Consider the problem of using IBM 360-370 style conditional assembly directives to implement loops. To the programmer, this is simply a backward GOTO in the text, and it is only allowed within the body of macros. How would you implement this in the assembler?
What problem would result if parameters were passed by normal textual substitution instead of by value in Figure 6.16? Consider passing an initial count of 40 when the maximum allowed line length is 80 characters.

References

Most of the example assembler, including the syntax given in this chapter for conditional and macro assembly, is based on the SMAL assembler which is fully described in

Machine Independent SMAL: A Symbolic Macro Assembly Language, by D. W. Jones, University of Iowa Department of Computer Science technical report 84-09 (July, 1984).

Chapter 10 of the text

PDP-11, Structured Assembly Language Programming by Sebsta (Benjamin Cummings, 1985)

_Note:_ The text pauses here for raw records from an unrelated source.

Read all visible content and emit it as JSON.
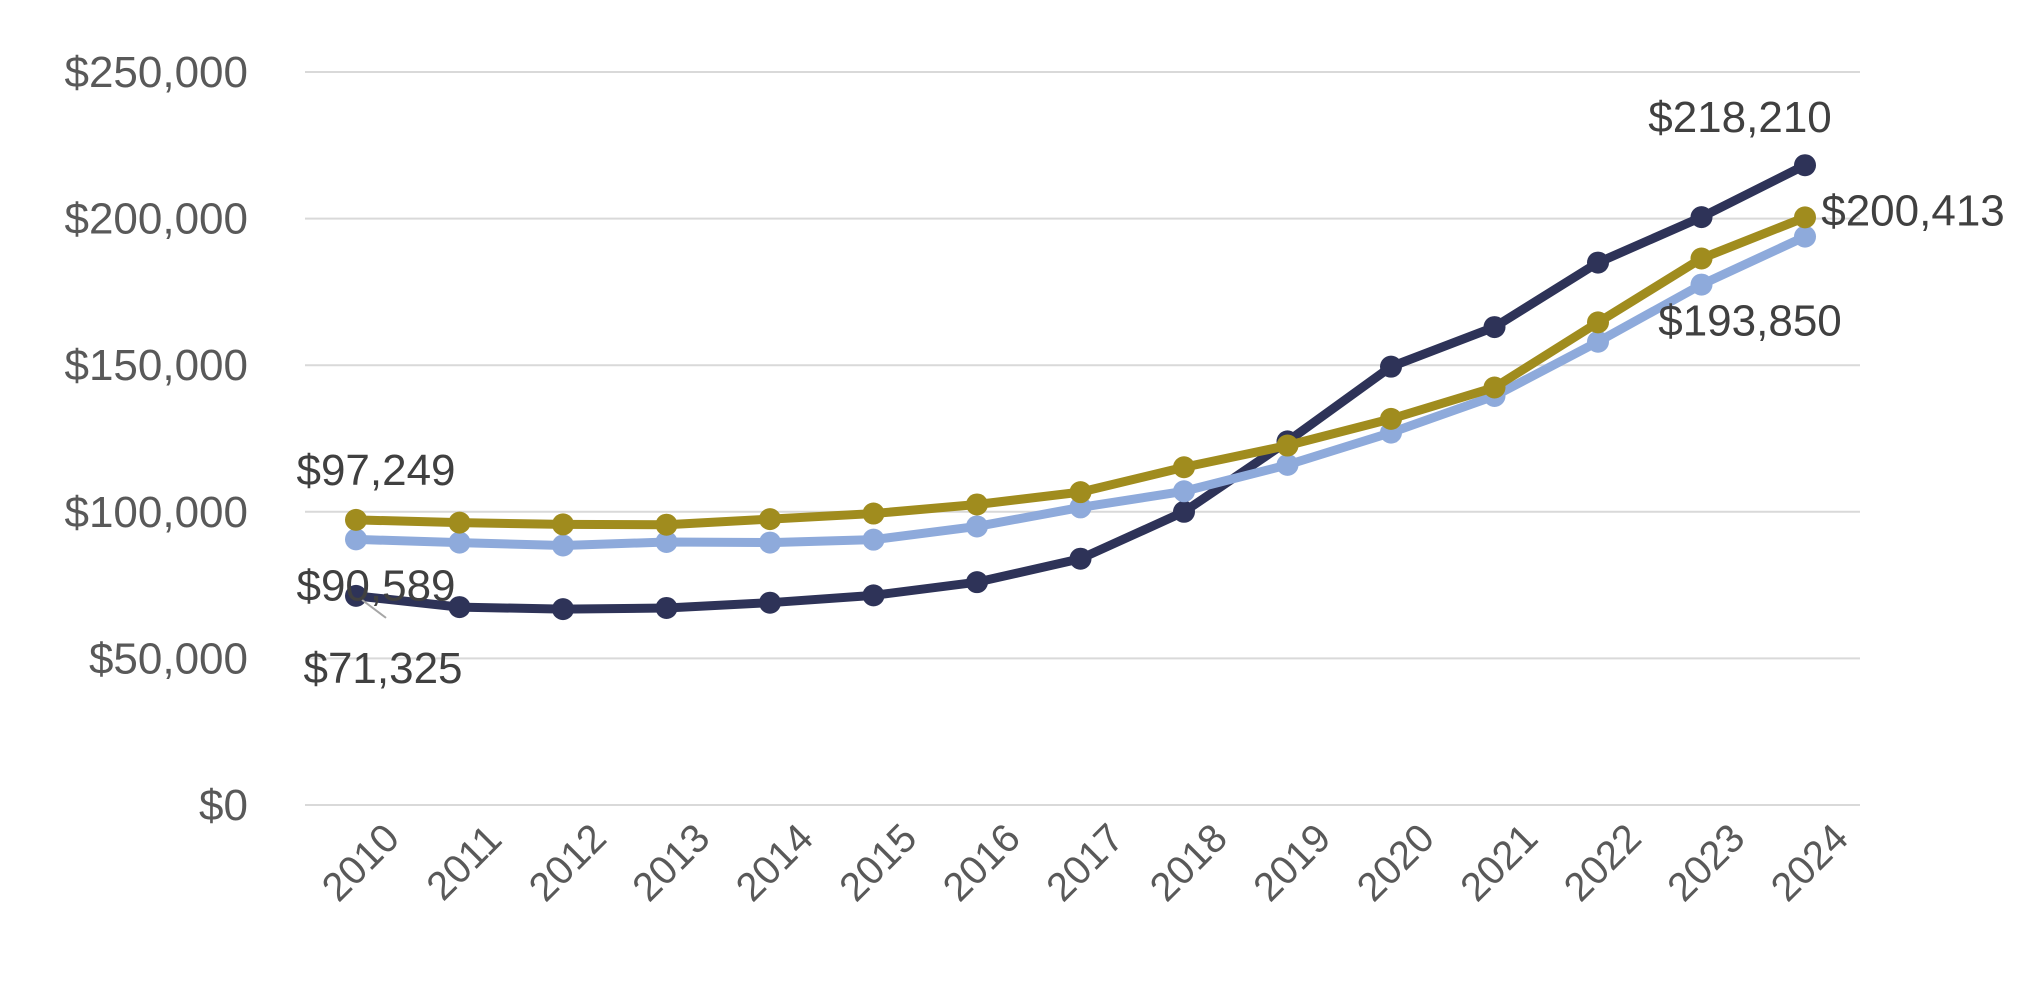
{
  "chart_data": {
    "type": "line",
    "title": "",
    "xlabel": "",
    "ylabel": "",
    "categories": [
      "2010",
      "2011",
      "2012",
      "2013",
      "2014",
      "2015",
      "2016",
      "2017",
      "2018",
      "2019",
      "2020",
      "2021",
      "2022",
      "2023",
      "2024"
    ],
    "ylim": [
      0,
      250000
    ],
    "y_ticks": [
      {
        "value": 0,
        "label": "$0"
      },
      {
        "value": 50000,
        "label": "$50,000"
      },
      {
        "value": 100000,
        "label": "$100,000"
      },
      {
        "value": 150000,
        "label": "$150,000"
      },
      {
        "value": 200000,
        "label": "$200,000"
      },
      {
        "value": 250000,
        "label": "$250,000"
      }
    ],
    "grid": true,
    "legend": "none",
    "series": [
      {
        "color": "#2e3358",
        "values": [
          71325,
          67500,
          66800,
          67200,
          69000,
          71500,
          76000,
          84000,
          100000,
          124000,
          149500,
          163000,
          185000,
          200500,
          218210
        ],
        "labels": [
          {
            "index": 0,
            "text": "$71,325"
          },
          {
            "index": 14,
            "text": "$218,210"
          }
        ]
      },
      {
        "color": "#8eaadb",
        "values": [
          90589,
          89500,
          88500,
          89700,
          89500,
          90500,
          95000,
          101500,
          107000,
          116000,
          127000,
          139500,
          158000,
          177500,
          193850
        ],
        "labels": [
          {
            "index": 0,
            "text": "$90,589"
          },
          {
            "index": 14,
            "text": "$193,850"
          }
        ]
      },
      {
        "color": "#a08c1e",
        "values": [
          97249,
          96300,
          95700,
          95600,
          97500,
          99400,
          102500,
          106700,
          115200,
          122600,
          131700,
          142400,
          164600,
          186400,
          200413
        ],
        "labels": [
          {
            "index": 0,
            "text": "$97,249"
          },
          {
            "index": 14,
            "text": "$200,413"
          }
        ]
      }
    ]
  }
}
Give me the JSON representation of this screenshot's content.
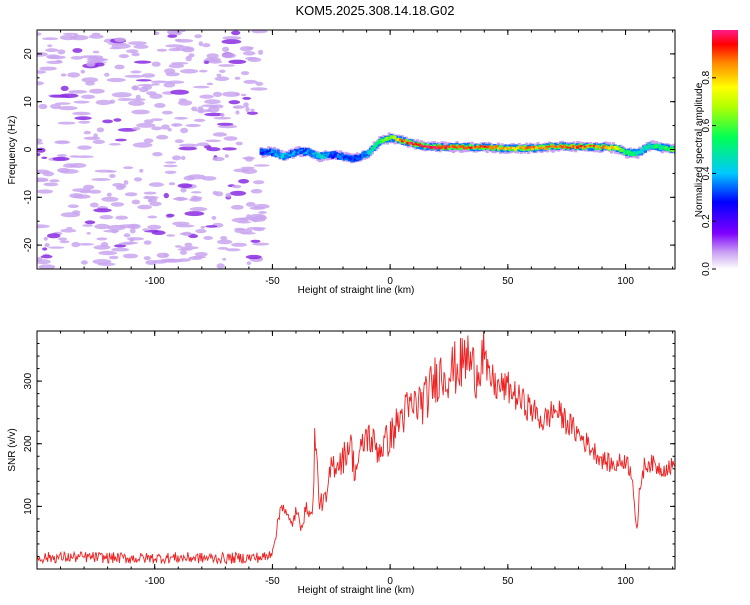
{
  "title": "KOM5.2025.308.14.18.G02",
  "chart_data": [
    {
      "type": "heatmap",
      "xlabel": "Height of straight line (km)",
      "ylabel": "Frequency (Hz)",
      "xlim": [
        -150,
        121
      ],
      "ylim": [
        -25,
        25
      ],
      "xticks": [
        -100,
        -50,
        0,
        50,
        100
      ],
      "yticks": [
        -20,
        -10,
        0,
        10,
        20
      ],
      "colorbar": {
        "label": "Normalized spectral amplitude",
        "range": [
          0.0,
          1.0
        ],
        "ticks": [
          "0.0",
          "0.2",
          "0.4",
          "0.6",
          "0.8"
        ],
        "colormap": "rainbow"
      },
      "noise_region_x": [
        -150,
        -54
      ],
      "signal_track": {
        "x": [
          -55,
          -50,
          -45,
          -40,
          -35,
          -30,
          -25,
          -20,
          -15,
          -10,
          -5,
          0,
          5,
          10,
          15,
          20,
          30,
          40,
          50,
          60,
          70,
          80,
          90,
          95,
          100,
          105,
          110,
          121
        ],
        "freq": [
          -0.5,
          -0.5,
          -1.5,
          -0.5,
          -0.5,
          -1.5,
          -1.0,
          -1.5,
          -2.0,
          -1.0,
          1.5,
          2.5,
          1.8,
          1.2,
          0.6,
          0.5,
          0.5,
          0.5,
          0.2,
          0.3,
          0.6,
          0.6,
          0.5,
          0.4,
          -0.6,
          -0.8,
          0.8,
          0.0
        ],
        "amplitude": [
          0.3,
          0.35,
          0.4,
          0.35,
          0.35,
          0.45,
          0.3,
          0.35,
          0.3,
          0.4,
          0.55,
          0.65,
          0.9,
          0.95,
          0.97,
          0.95,
          0.9,
          0.9,
          0.8,
          0.85,
          0.85,
          0.9,
          0.85,
          0.8,
          0.55,
          0.45,
          0.5,
          0.6
        ]
      }
    },
    {
      "type": "line",
      "xlabel": "Height of straight line (km)",
      "ylabel": "SNR (v/v)",
      "xlim": [
        -150,
        121
      ],
      "ylim": [
        0,
        380
      ],
      "xticks": [
        -100,
        -50,
        0,
        50,
        100
      ],
      "yticks": [
        100,
        200,
        300
      ],
      "color": "#ee2222",
      "series": [
        {
          "name": "SNR",
          "x": [
            -150,
            -130,
            -110,
            -90,
            -70,
            -60,
            -52,
            -50,
            -48,
            -46,
            -44,
            -42,
            -40,
            -38,
            -35,
            -33,
            -32,
            -30,
            -27,
            -25,
            -20,
            -17,
            -15,
            -10,
            -5,
            0,
            5,
            10,
            15,
            20,
            25,
            30,
            33,
            35,
            37,
            39,
            40,
            41,
            42,
            44,
            45,
            50,
            55,
            60,
            65,
            70,
            75,
            80,
            85,
            90,
            95,
            100,
            103,
            104,
            105,
            106,
            108,
            110,
            115,
            121
          ],
          "y": [
            18,
            19,
            17,
            18,
            17,
            18,
            19,
            30,
            65,
            110,
            85,
            70,
            90,
            70,
            100,
            80,
            215,
            105,
            110,
            165,
            175,
            205,
            155,
            215,
            190,
            210,
            245,
            260,
            270,
            310,
            315,
            325,
            340,
            320,
            315,
            345,
            350,
            310,
            305,
            300,
            290,
            290,
            270,
            255,
            235,
            255,
            235,
            215,
            195,
            175,
            165,
            175,
            150,
            90,
            55,
            130,
            165,
            170,
            160,
            165
          ]
        }
      ]
    }
  ]
}
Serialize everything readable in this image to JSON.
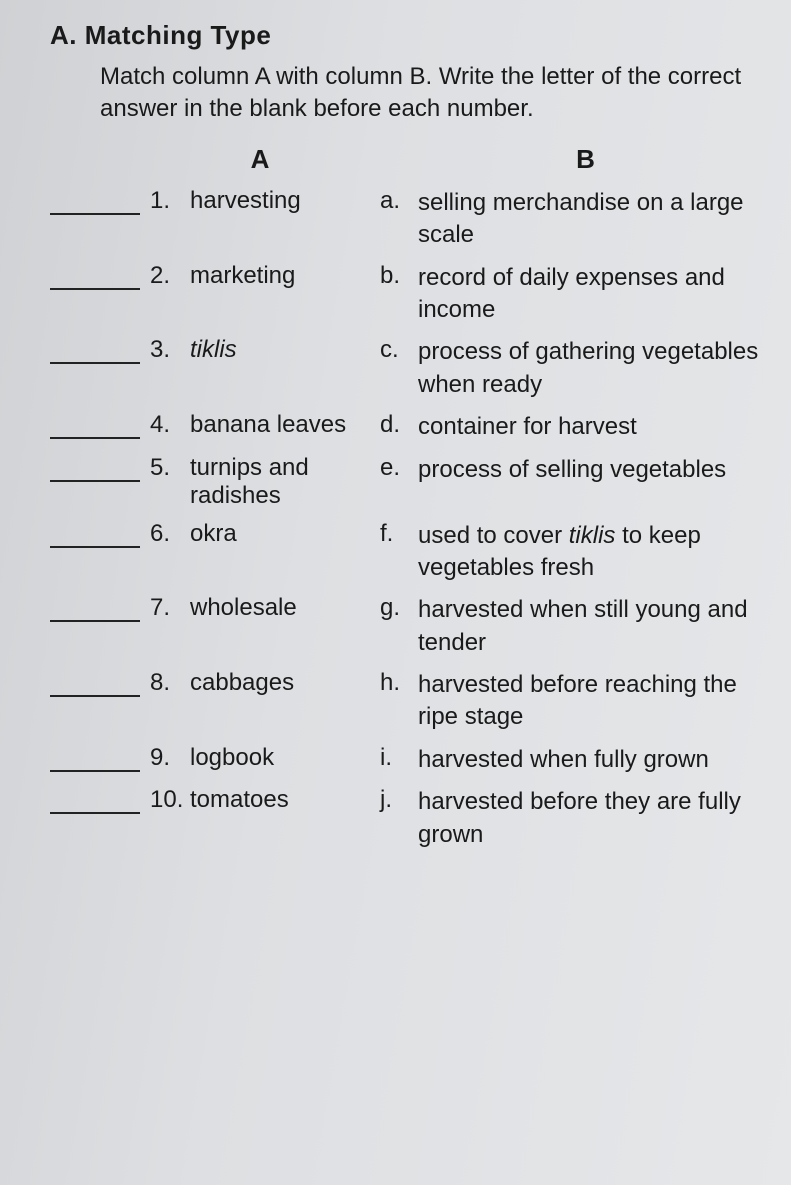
{
  "section_label": "A.  Matching Type",
  "instructions": "Match column A with column B. Write the letter of the correct answer in the blank before each number.",
  "header_a": "A",
  "header_b": "B",
  "rows": [
    {
      "num": "1.",
      "term": "harvesting",
      "term_italic": false,
      "letter": "a.",
      "desc": "selling merchandise on a large scale"
    },
    {
      "num": "2.",
      "term": "marketing",
      "term_italic": false,
      "letter": "b.",
      "desc": "record of daily expenses and income"
    },
    {
      "num": "3.",
      "term": "tiklis",
      "term_italic": true,
      "letter": "c.",
      "desc": "process of gathering vegetables when ready"
    },
    {
      "num": "4.",
      "term": "banana leaves",
      "term_italic": false,
      "letter": "d.",
      "desc": "container for harvest"
    },
    {
      "num": "5.",
      "term": "turnips and radishes",
      "term_italic": false,
      "letter": "e.",
      "desc": "process of selling vegetables"
    },
    {
      "num": "6.",
      "term": "okra",
      "term_italic": false,
      "letter": "f.",
      "desc": "used to cover tiklis to keep vegetables fresh",
      "desc_italic_word": "tiklis"
    },
    {
      "num": "7.",
      "term": "wholesale",
      "term_italic": false,
      "letter": "g.",
      "desc": "harvested when still young and tender"
    },
    {
      "num": "8.",
      "term": "cabbages",
      "term_italic": false,
      "letter": "h.",
      "desc": "harvested before reaching the ripe stage"
    },
    {
      "num": "9.",
      "term": "logbook",
      "term_italic": false,
      "letter": "i.",
      "desc": "harvested when fully grown"
    },
    {
      "num": "10.",
      "term": "tomatoes",
      "term_italic": false,
      "letter": "j.",
      "desc": "harvested before they are fully grown"
    }
  ]
}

contains a nice introduction to the macro facilities of MACRO-11, the assembler for the PDP-11 family of computers. This is one of the better designed macro and conditional facilities which can be found in commercially available assembly languages.

Chapter 4 of the text

System Software, an Introduction to Systems Programming by Beck (Addison Wesley, 1985)

contains a decent survey of alternative approaches to macro processing, as well as a short discussion of macro implementation. Chapter 4 of the text

Systems Programming by Donovan (McGraw Hill, 1972)

gives details of the implementation of an IBM 360 style macro preprocessor. Section 4.3.2 discusses the possibility of macros which, when expanded, cause other macros to be defined.

The macro preprocessor for C is described in

The C Programming Language, by Kernighan and Ritchie (Prentice Hall, 1978 or 1988).

Many C textbooks give this subject only minimal coverage, even though the macro preprocessor is quite powerful; it even allows the definition of macros which build new control structures.